Гляжу я на синее небо,

Синий большой океан,

Плывет на нем облако-парус

Одно. Из каких оно стран?

Однажды, когда было грустно, она сочинила эти стихи.

— Девочки, у нее и мать в действующей армии, сестрой милосердия, о-го-го! — уважительно протянула Лина.

Что тут поднялось! Все что-то говорили, ликовали.

Так с ликованием и ввели Катю Бектышеву в гимназию и доставили до четвертого (так называемого параллельного) класса, на втором этаже, около лестницы, где в дверях поджидала воспитанниц классная дама средних лет, в синем платье, сухощавая и подтянутая, как и следует быть.

— Людмила Ивановна! У нас новенькая, Катя Бектышева. У нее вся семья в действующей армии: и отец, и брат, и мама сестрой милосердия. Людмила Ивановна, посадите ее со мной.

— Нет, со мной!

— Нет, со мной!

Катя в глубоком реверансе опустилась перед классной дамой. В прежней гимназии в губернском городе было принято приседать, а здесь, в провинциальном городке, о таких церемониях не слышали.
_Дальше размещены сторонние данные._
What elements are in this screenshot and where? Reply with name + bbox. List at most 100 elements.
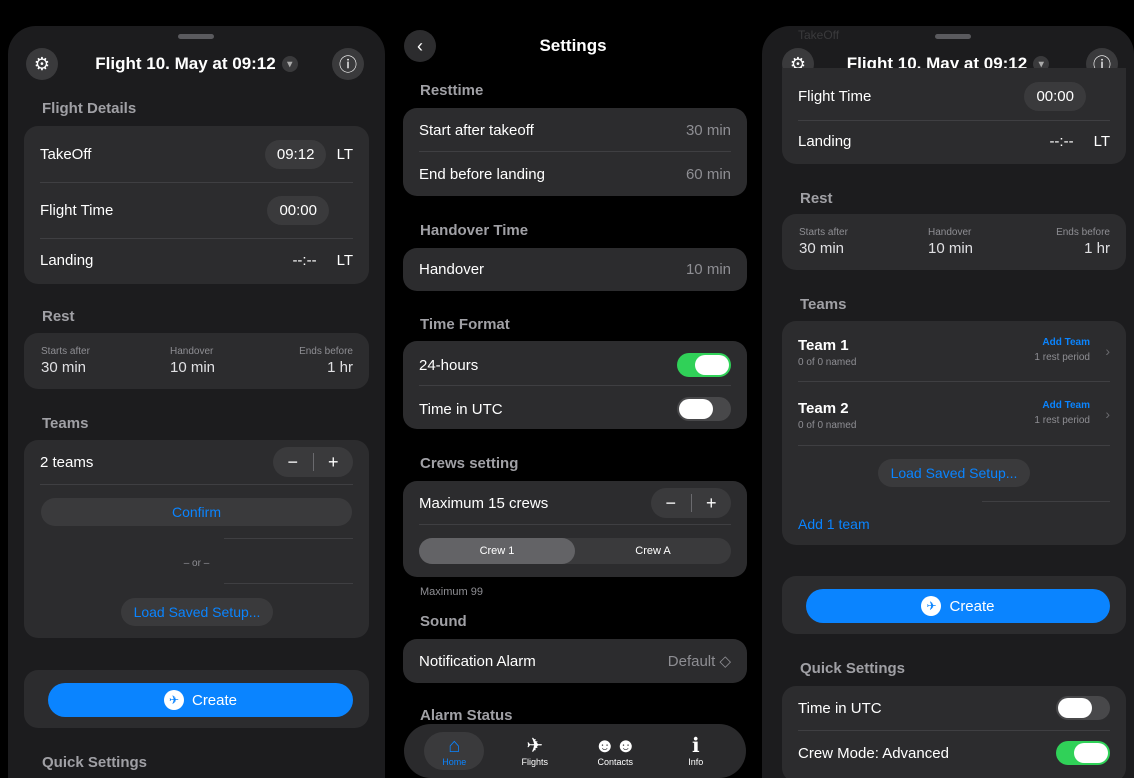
tab-home-label: Home bbox=[442, 757, 467, 767]
team-row[interactable]: Team 2 0 of 0 named Add Team 1 rest perio… bbox=[798, 400, 1110, 431]
airplane-icon: ✈ bbox=[921, 596, 942, 616]
handover: Handover 10 min bbox=[928, 227, 974, 257]
divider bbox=[798, 120, 1110, 121]
flight-time-pill[interactable]: 00:00 bbox=[1024, 82, 1086, 111]
start-after-row[interactable]: Start after takeoff 30 min bbox=[419, 122, 731, 139]
landing-value: --:-- bbox=[292, 252, 317, 269]
divider bbox=[40, 484, 353, 485]
takeoff-label: TakeOff bbox=[40, 146, 92, 163]
load-saved-setup-button[interactable]: Load Saved Setup... bbox=[878, 459, 1030, 487]
create-label: Create bbox=[191, 691, 238, 709]
divider bbox=[40, 182, 353, 183]
divider bbox=[419, 151, 731, 152]
teams-stepper[interactable]: − + bbox=[273, 447, 353, 477]
crews-card: Maximum 15 crews − + Crew 1 Crew A bbox=[403, 481, 747, 577]
max99-footnote: Maximum 99 bbox=[420, 586, 483, 598]
chevron-right-icon: › bbox=[1105, 343, 1110, 359]
rest-header: Rest bbox=[42, 308, 75, 325]
confirm-button[interactable]: Confirm bbox=[41, 498, 352, 526]
plus-icon[interactable]: + bbox=[314, 452, 354, 473]
create-button[interactable]: ✈ Create bbox=[806, 589, 1110, 623]
landing-label: Landing bbox=[40, 252, 94, 269]
crews-header: Crews setting bbox=[420, 455, 519, 472]
add-1-team-link[interactable]: Add 1 team bbox=[798, 516, 870, 532]
utc-toggle[interactable] bbox=[677, 397, 731, 421]
flight-title[interactable]: Flight 10. May at 09:12 ▾ bbox=[8, 42, 385, 86]
tab-home[interactable]: ⌂ Home bbox=[424, 732, 485, 770]
chevron-down-icon: ▾ bbox=[281, 56, 298, 72]
home-screen-left: ⚙ Flight 10. May at 09:12 ▾ ⓘ Flight Deta… bbox=[8, 0, 385, 778]
or-separator: – or – bbox=[183, 558, 210, 569]
segment-crew-1[interactable]: Crew 1 bbox=[419, 538, 575, 564]
flight-details-card: Flight Time 00:00 Landing --:-- LT bbox=[782, 68, 1126, 164]
airplane-icon: ✈ bbox=[526, 735, 544, 757]
confirm-label: Confirm bbox=[171, 504, 221, 520]
tab-info[interactable]: ℹ Info bbox=[666, 735, 726, 767]
flight-time-row[interactable]: Flight Time 00:00 bbox=[40, 196, 353, 225]
quick-settings-card: Time in UTC Crew Mode: Advanced bbox=[782, 686, 1126, 778]
ends-before: Ends before 1 hr bbox=[299, 346, 353, 376]
start-after-label: Start after takeoff bbox=[419, 122, 534, 139]
notification-alarm-row[interactable]: Notification Alarm Default ◇ bbox=[419, 652, 731, 671]
teams-header: Teams bbox=[800, 296, 847, 313]
load-saved-setup-button[interactable]: Load Saved Setup... bbox=[121, 598, 273, 626]
rest-card[interactable]: Starts after 30 min Handover 10 min Ends b… bbox=[782, 214, 1126, 270]
crew-mode-label: Crew Mode: Advanced bbox=[798, 744, 949, 762]
start-after-value: 30 min bbox=[685, 122, 731, 139]
rest-card[interactable]: Starts after 30 min Handover 10 min Ends b… bbox=[24, 333, 369, 389]
plus-icon[interactable]: + bbox=[692, 493, 732, 514]
resttime-card: Start after takeoff 30 min End before lan… bbox=[403, 108, 747, 196]
hours24-toggle[interactable] bbox=[677, 353, 731, 377]
info-icon[interactable]: ⓘ bbox=[332, 48, 364, 80]
lt-label: LT bbox=[1093, 133, 1110, 150]
sound-header: Sound bbox=[420, 613, 467, 630]
end-before-row[interactable]: End before landing 60 min bbox=[419, 166, 731, 183]
landing-row[interactable]: Landing --:-- LT bbox=[40, 252, 353, 269]
rest-period: 1 rest period bbox=[1034, 352, 1090, 363]
handover-card: Handover 10 min bbox=[403, 248, 747, 291]
tab-contacts[interactable]: ☻☻ Contacts bbox=[585, 735, 645, 767]
end-before-label: End before landing bbox=[419, 166, 545, 183]
handover-row[interactable]: Handover 10 min bbox=[419, 261, 731, 278]
add-team-link[interactable]: Add Team bbox=[1034, 400, 1090, 411]
minus-icon[interactable]: − bbox=[651, 493, 691, 514]
people-icon: ☻☻ bbox=[594, 735, 637, 757]
notif-label: Notification Alarm bbox=[419, 652, 536, 670]
flight-details-card: TakeOff 09:12 LT Flight Time 00:00 Landi… bbox=[24, 126, 369, 284]
ends-before: Ends before 1 hr bbox=[1056, 227, 1110, 257]
minus-icon[interactable]: − bbox=[273, 452, 313, 473]
flight-title-text: Flight 10. May at 09:12 bbox=[95, 54, 276, 73]
sheet-grabber[interactable] bbox=[935, 34, 971, 39]
resttime-header: Resttime bbox=[420, 82, 484, 99]
sheet-grabber[interactable] bbox=[178, 34, 214, 39]
utc-toggle[interactable] bbox=[1056, 696, 1110, 720]
settings-title: Settings bbox=[539, 36, 607, 55]
notif-value[interactable]: Default ◇ bbox=[668, 652, 731, 670]
tab-flights[interactable]: ✈ Flights bbox=[505, 735, 565, 767]
utc-row: Time in UTC bbox=[419, 397, 731, 421]
crew-mode-toggle[interactable] bbox=[1056, 741, 1110, 765]
divider bbox=[224, 538, 353, 539]
segment-crew-a[interactable]: Crew A bbox=[575, 538, 731, 564]
load-saved-label: Load Saved Setup... bbox=[890, 465, 1018, 481]
crews-stepper[interactable]: − + bbox=[651, 488, 731, 518]
landing-row[interactable]: Landing --:-- LT bbox=[798, 133, 1110, 150]
flight-time-label: Flight Time bbox=[798, 88, 872, 105]
handover-value: 10 min bbox=[685, 261, 731, 278]
team-row[interactable]: Team 1 0 of 0 named Add Team 1 rest perio… bbox=[798, 337, 1110, 368]
divider bbox=[982, 501, 1110, 502]
takeoff-time-pill[interactable]: 09:12 bbox=[264, 140, 327, 169]
flight-time-pill[interactable]: 00:00 bbox=[267, 196, 329, 225]
rest-period: 1 rest period bbox=[1034, 415, 1090, 426]
info-icon: ℹ bbox=[691, 735, 700, 757]
landing-value: --:-- bbox=[1049, 133, 1074, 150]
teams-card: 2 teams − + Confirm – or – Load Saved Set… bbox=[24, 440, 369, 638]
takeoff-row[interactable]: TakeOff 09:12 LT bbox=[40, 140, 353, 169]
create-card: ✈ Create bbox=[24, 670, 369, 728]
add-team-link[interactable]: Add Team bbox=[1034, 337, 1090, 348]
end-before-value: 60 min bbox=[685, 166, 731, 183]
flight-time-row[interactable]: Flight Time 00:00 bbox=[798, 82, 1110, 111]
starts-after: Starts after 30 min bbox=[41, 346, 90, 376]
teams-count: 2 teams bbox=[40, 453, 94, 471]
create-button[interactable]: ✈ Create bbox=[48, 683, 353, 717]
Фурор был необыкновенный! Толпа на площадке перед четвертым параллельным росла. Новенькая с первого дня сделалась известной личностью.

Ее посадили с Линой Савельевой.

«Давай дружить, со мной все дружат, а она — Акулина, солдат в юбке из деревни Серы Утки», — сунула Кате записку белобрысая Клава Пирожкова.
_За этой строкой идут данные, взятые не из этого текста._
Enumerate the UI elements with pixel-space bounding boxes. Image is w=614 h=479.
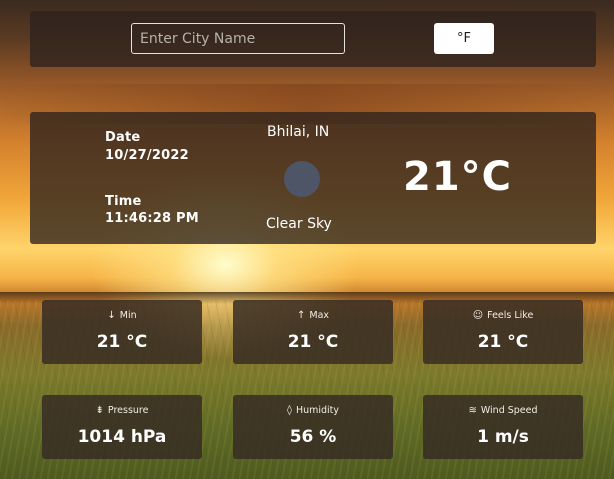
unit-toggle-button[interactable]: °F bbox=[434, 23, 494, 54]
stat-value: 56 % bbox=[289, 427, 337, 447]
wind-icon: ≋ bbox=[468, 405, 477, 416]
city-name: Bhilai, IN bbox=[267, 124, 330, 140]
stat-card-feels-like: ☺ Feels Like 21 °C bbox=[423, 300, 583, 364]
clear-sky-icon bbox=[284, 161, 320, 197]
stat-label: Humidity bbox=[295, 405, 340, 416]
current-temperature: 21°C bbox=[403, 154, 513, 200]
stat-value: 1 m/s bbox=[477, 427, 529, 447]
pressure-icon: ⇟ bbox=[95, 405, 104, 416]
stat-label: Feels Like bbox=[487, 310, 534, 321]
stat-label: Max bbox=[309, 310, 330, 321]
arrow-down-icon: ↓ bbox=[107, 310, 116, 321]
stat-card-min: ↓ Min 21 °C bbox=[42, 300, 202, 364]
stat-card-wind-speed: ≋ Wind Speed 1 m/s bbox=[423, 395, 583, 459]
droplet-icon: ◊ bbox=[286, 405, 292, 416]
city-search-input[interactable] bbox=[131, 23, 345, 54]
stat-card-humidity: ◊ Humidity 56 % bbox=[233, 395, 393, 459]
smile-icon: ☺ bbox=[472, 310, 484, 321]
stat-label: Wind Speed bbox=[480, 405, 538, 416]
weather-description: Clear Sky bbox=[266, 216, 332, 232]
stat-card-max: ↑ Max 21 °C bbox=[233, 300, 393, 364]
stat-value: 21 °C bbox=[96, 332, 148, 352]
stat-value: 21 °C bbox=[477, 332, 529, 352]
stat-value: 21 °C bbox=[287, 332, 339, 352]
time-value: 11:46:28 PM bbox=[105, 211, 199, 226]
arrow-up-icon: ↑ bbox=[296, 310, 306, 321]
date-value: 10/27/2022 bbox=[105, 148, 189, 163]
stat-value: 1014 hPa bbox=[77, 427, 167, 447]
time-label: Time bbox=[105, 194, 142, 209]
stat-card-pressure: ⇟ Pressure 1014 hPa bbox=[42, 395, 202, 459]
stat-label: Min bbox=[119, 310, 137, 321]
stat-label: Pressure bbox=[107, 405, 149, 416]
date-label: Date bbox=[105, 130, 141, 145]
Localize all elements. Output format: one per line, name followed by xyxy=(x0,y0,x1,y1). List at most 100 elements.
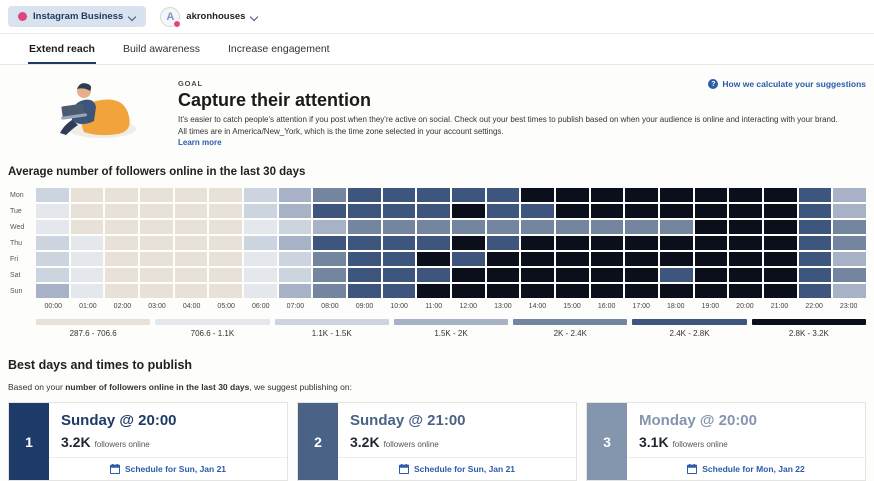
card-rank-badge: 2 xyxy=(298,403,338,480)
instagram-badge-icon xyxy=(173,20,181,28)
heatmap-cell xyxy=(452,188,485,202)
legend-color-bar xyxy=(155,319,269,325)
heatmap-cell xyxy=(313,284,346,298)
heatmap-cell xyxy=(71,204,104,218)
calendar-icon xyxy=(687,464,697,474)
heatmap-cell xyxy=(36,220,69,234)
heatmap-cell xyxy=(660,252,693,266)
heatmap-cell xyxy=(799,284,832,298)
how-we-calculate-link[interactable]: ? How we calculate your suggestions xyxy=(708,79,866,89)
heatmap-cell xyxy=(279,236,312,250)
heatmap-cell xyxy=(348,236,381,250)
heatmap-hour-label: 17:00 xyxy=(624,303,659,310)
heatmap-cell xyxy=(175,188,208,202)
heatmap-cell xyxy=(625,284,658,298)
heatmap-hour-label: 10:00 xyxy=(382,303,417,310)
heatmap-hour-label: 00:00 xyxy=(36,303,71,310)
heatmap-cell xyxy=(625,236,658,250)
account-selector[interactable]: A akronhouses xyxy=(160,7,258,27)
heatmap-cell xyxy=(764,268,797,282)
heatmap-cell xyxy=(695,188,728,202)
legend-range-label: 706.6 - 1.1K xyxy=(155,329,269,338)
heatmap-cell xyxy=(417,236,450,250)
heatmap-cell xyxy=(36,188,69,202)
legend-range-label: 287.6 - 706.6 xyxy=(36,329,150,338)
heatmap-cell xyxy=(695,236,728,250)
heatmap-cell xyxy=(452,268,485,282)
heatmap-hour-label: 15:00 xyxy=(555,303,590,310)
heatmap-cell xyxy=(244,252,277,266)
schedule-button[interactable]: Schedule for Sun, Jan 21 xyxy=(399,464,515,474)
legend-item: 2.4K - 2.8K xyxy=(632,319,746,338)
heatmap-cell xyxy=(729,236,762,250)
heatmap-cell xyxy=(244,220,277,234)
suggestions-intro: Based on your number of followers online… xyxy=(8,382,866,392)
heatmap-hour-label: 05:00 xyxy=(209,303,244,310)
suggestions-title: Best days and times to publish xyxy=(8,358,866,372)
tab-extend-reach[interactable]: Extend reach xyxy=(28,34,96,64)
heatmap-day-label: Wed xyxy=(8,220,34,234)
heatmap-cell xyxy=(556,204,589,218)
heatmap-hour-label: 02:00 xyxy=(105,303,140,310)
tab-increase-engagement[interactable]: Increase engagement xyxy=(227,34,331,64)
heatmap-hour-label: 16:00 xyxy=(589,303,624,310)
heatmap-cell xyxy=(209,268,242,282)
heatmap-cell xyxy=(175,204,208,218)
legend-item: 706.6 - 1.1K xyxy=(155,319,269,338)
heatmap-cell xyxy=(140,284,173,298)
legend-color-bar xyxy=(394,319,508,325)
heatmap-day-label: Mon xyxy=(8,188,34,202)
heatmap-cell xyxy=(105,188,138,202)
heatmap-cell xyxy=(36,204,69,218)
heatmap-cell xyxy=(799,236,832,250)
heatmap-cell xyxy=(487,188,520,202)
goal-illustration xyxy=(14,77,164,139)
heatmap-cell xyxy=(764,284,797,298)
heatmap-cell xyxy=(175,236,208,250)
heatmap-cell xyxy=(695,204,728,218)
heatmap-cell xyxy=(556,268,589,282)
heatmap-cell xyxy=(348,188,381,202)
heatmap-cell xyxy=(209,188,242,202)
heatmap-cell xyxy=(71,188,104,202)
legend-range-label: 1.5K - 2K xyxy=(394,329,508,338)
schedule-button[interactable]: Schedule for Sun, Jan 21 xyxy=(110,464,226,474)
heatmap-cell xyxy=(348,268,381,282)
heatmap-cell xyxy=(695,268,728,282)
heatmap-cell xyxy=(417,284,450,298)
goal-description: It's easier to catch people's attention … xyxy=(178,114,838,137)
heatmap-grid: MonTueWedThuFriSatSun xyxy=(8,188,866,298)
heatmap-hour-label: 01:00 xyxy=(71,303,106,310)
heatmap-cell xyxy=(140,236,173,250)
heatmap-cell xyxy=(625,252,658,266)
heatmap-cell xyxy=(348,284,381,298)
heatmap-cell xyxy=(660,220,693,234)
card-followers-value: 3.2K xyxy=(61,434,91,450)
heatmap-cell xyxy=(209,236,242,250)
heatmap-cell xyxy=(417,204,450,218)
heatmap-cell xyxy=(764,204,797,218)
heatmap-cell xyxy=(244,268,277,282)
heatmap-cell xyxy=(729,268,762,282)
heatmap-cell xyxy=(556,284,589,298)
heatmap-cell xyxy=(625,220,658,234)
legend-item: 2.8K - 3.2K xyxy=(752,319,866,338)
channel-selector[interactable]: Instagram Business xyxy=(8,6,146,27)
schedule-button[interactable]: Schedule for Mon, Jan 22 xyxy=(687,464,805,474)
heatmap-cell xyxy=(209,220,242,234)
heatmap-cell xyxy=(36,284,69,298)
card-followers-label: followers online xyxy=(384,440,439,449)
heatmap-cell xyxy=(591,204,624,218)
heatmap-cell xyxy=(521,188,554,202)
learn-more-link[interactable]: Learn more xyxy=(178,138,222,147)
heatmap-hour-label: 19:00 xyxy=(693,303,728,310)
tab-build-awareness[interactable]: Build awareness xyxy=(122,34,201,64)
heatmap-cell xyxy=(764,188,797,202)
heatmap-cell xyxy=(799,252,832,266)
heatmap-cell xyxy=(487,268,520,282)
heatmap-cell xyxy=(833,252,866,266)
card-followers-label: followers online xyxy=(673,440,728,449)
heatmap-cell xyxy=(175,252,208,266)
account-name: akronhouses xyxy=(186,11,245,22)
heatmap-cell xyxy=(660,204,693,218)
Первым уроком был закон божий. Легкой походкой вошел молодой законоучитель в темно-вишневой рясе на атласной подкладке, с большим позолоченным крестом на груди. Он был похож на Иисуса Христа, как обычно рисуют его на иконах. Продолговатое лицо, прямой нос, задумчиво-добрые глаза и разделенные пробором темные, до плеч, завивающиеся на концах волосы.
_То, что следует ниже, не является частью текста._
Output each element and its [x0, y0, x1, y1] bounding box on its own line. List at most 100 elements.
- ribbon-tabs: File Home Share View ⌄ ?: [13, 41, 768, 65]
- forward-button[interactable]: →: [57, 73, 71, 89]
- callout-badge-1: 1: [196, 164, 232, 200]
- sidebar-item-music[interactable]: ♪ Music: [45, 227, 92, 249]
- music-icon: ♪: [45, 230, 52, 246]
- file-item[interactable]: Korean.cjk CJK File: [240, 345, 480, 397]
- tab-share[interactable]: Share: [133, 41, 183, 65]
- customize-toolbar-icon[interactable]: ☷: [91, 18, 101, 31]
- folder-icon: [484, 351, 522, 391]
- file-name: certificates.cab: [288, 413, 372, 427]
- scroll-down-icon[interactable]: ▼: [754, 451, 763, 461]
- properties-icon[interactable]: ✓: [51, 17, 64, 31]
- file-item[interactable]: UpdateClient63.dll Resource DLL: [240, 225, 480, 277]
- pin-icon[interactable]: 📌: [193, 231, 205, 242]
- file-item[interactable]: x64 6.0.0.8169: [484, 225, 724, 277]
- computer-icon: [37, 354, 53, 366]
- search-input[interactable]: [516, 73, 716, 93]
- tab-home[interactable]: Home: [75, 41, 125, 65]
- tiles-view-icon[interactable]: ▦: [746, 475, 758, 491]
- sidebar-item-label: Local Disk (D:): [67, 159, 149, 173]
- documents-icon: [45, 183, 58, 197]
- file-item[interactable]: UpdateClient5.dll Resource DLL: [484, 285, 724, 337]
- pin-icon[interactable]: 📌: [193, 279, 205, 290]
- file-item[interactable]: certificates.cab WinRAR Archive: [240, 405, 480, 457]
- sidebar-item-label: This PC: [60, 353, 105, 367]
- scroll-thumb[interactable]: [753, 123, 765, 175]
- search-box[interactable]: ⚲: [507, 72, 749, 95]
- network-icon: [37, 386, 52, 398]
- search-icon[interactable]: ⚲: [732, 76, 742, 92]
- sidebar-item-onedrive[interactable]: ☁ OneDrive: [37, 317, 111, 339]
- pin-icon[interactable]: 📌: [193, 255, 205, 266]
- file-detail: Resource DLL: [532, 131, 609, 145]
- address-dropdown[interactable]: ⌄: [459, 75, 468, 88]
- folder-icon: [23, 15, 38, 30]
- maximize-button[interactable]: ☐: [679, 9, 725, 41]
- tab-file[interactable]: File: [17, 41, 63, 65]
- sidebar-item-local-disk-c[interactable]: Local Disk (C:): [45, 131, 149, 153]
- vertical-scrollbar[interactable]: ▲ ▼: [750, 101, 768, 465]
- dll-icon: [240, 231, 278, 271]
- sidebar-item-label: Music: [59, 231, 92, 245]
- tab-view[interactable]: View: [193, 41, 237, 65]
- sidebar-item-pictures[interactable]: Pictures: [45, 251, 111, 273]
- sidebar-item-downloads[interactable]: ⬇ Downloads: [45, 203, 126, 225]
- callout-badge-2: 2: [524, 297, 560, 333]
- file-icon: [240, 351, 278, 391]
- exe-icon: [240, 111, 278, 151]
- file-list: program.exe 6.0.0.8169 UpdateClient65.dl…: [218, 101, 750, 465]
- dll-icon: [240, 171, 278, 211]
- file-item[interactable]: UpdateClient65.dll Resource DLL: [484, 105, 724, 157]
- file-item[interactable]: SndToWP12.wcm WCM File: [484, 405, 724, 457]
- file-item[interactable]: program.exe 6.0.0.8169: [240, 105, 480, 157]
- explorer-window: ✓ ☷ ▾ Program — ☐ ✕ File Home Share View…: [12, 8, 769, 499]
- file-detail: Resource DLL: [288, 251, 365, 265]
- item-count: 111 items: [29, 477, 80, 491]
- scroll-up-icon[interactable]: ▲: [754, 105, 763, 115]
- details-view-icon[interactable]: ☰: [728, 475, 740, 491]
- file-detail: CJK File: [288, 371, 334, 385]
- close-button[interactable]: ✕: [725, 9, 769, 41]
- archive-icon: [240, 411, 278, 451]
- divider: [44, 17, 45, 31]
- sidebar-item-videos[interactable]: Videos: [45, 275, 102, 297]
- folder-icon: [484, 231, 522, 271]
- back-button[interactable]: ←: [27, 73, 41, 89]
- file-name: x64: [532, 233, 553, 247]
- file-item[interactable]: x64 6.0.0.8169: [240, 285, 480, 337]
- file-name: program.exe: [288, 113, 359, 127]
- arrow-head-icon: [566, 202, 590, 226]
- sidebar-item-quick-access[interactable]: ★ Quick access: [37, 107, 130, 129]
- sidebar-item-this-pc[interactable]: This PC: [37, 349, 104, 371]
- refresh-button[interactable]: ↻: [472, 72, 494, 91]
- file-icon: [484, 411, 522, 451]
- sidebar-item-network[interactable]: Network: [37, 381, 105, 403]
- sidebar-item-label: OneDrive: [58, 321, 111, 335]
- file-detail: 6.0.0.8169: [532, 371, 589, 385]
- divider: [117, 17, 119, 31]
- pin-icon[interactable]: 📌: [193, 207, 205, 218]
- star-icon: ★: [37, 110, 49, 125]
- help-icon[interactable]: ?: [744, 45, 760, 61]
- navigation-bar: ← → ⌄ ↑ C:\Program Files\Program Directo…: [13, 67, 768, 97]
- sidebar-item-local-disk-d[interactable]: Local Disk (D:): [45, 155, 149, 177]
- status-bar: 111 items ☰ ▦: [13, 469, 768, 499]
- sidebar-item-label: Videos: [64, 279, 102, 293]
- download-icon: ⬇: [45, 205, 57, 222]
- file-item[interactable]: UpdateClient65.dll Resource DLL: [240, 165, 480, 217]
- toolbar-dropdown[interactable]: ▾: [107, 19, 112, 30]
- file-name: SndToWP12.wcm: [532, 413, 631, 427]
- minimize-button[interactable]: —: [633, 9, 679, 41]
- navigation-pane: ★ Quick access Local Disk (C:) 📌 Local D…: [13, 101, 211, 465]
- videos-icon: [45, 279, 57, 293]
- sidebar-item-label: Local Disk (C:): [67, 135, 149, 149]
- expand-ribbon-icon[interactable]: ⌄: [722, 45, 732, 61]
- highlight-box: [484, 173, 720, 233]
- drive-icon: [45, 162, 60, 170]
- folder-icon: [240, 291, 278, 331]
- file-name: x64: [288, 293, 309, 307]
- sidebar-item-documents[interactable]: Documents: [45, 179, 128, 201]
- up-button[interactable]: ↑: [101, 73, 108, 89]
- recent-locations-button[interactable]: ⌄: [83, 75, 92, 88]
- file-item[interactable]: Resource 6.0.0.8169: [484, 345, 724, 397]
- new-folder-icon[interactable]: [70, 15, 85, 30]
— Отец Агафангел, у нас новенькая, Катя Бектышева!

— Пастырь радуется новой овце, приставшей к стаду, — произнес отец Агафангел.

— Ученый, страх! А ничего, добрый, — шепнула Лина.

«Неужели и он будет расспрашивать?» — подумала Катя.

— Отроковица Бектышева, богослужения посещаешь усердно?

— Да, — не поднимая головы, ответила Катя.

— Гляди очами открыто, ибо в страхе и потуплении не таится ли ложь?

Катя выпрямилась и с отчаянием ждала. Что будет? Он угадал ее ложь.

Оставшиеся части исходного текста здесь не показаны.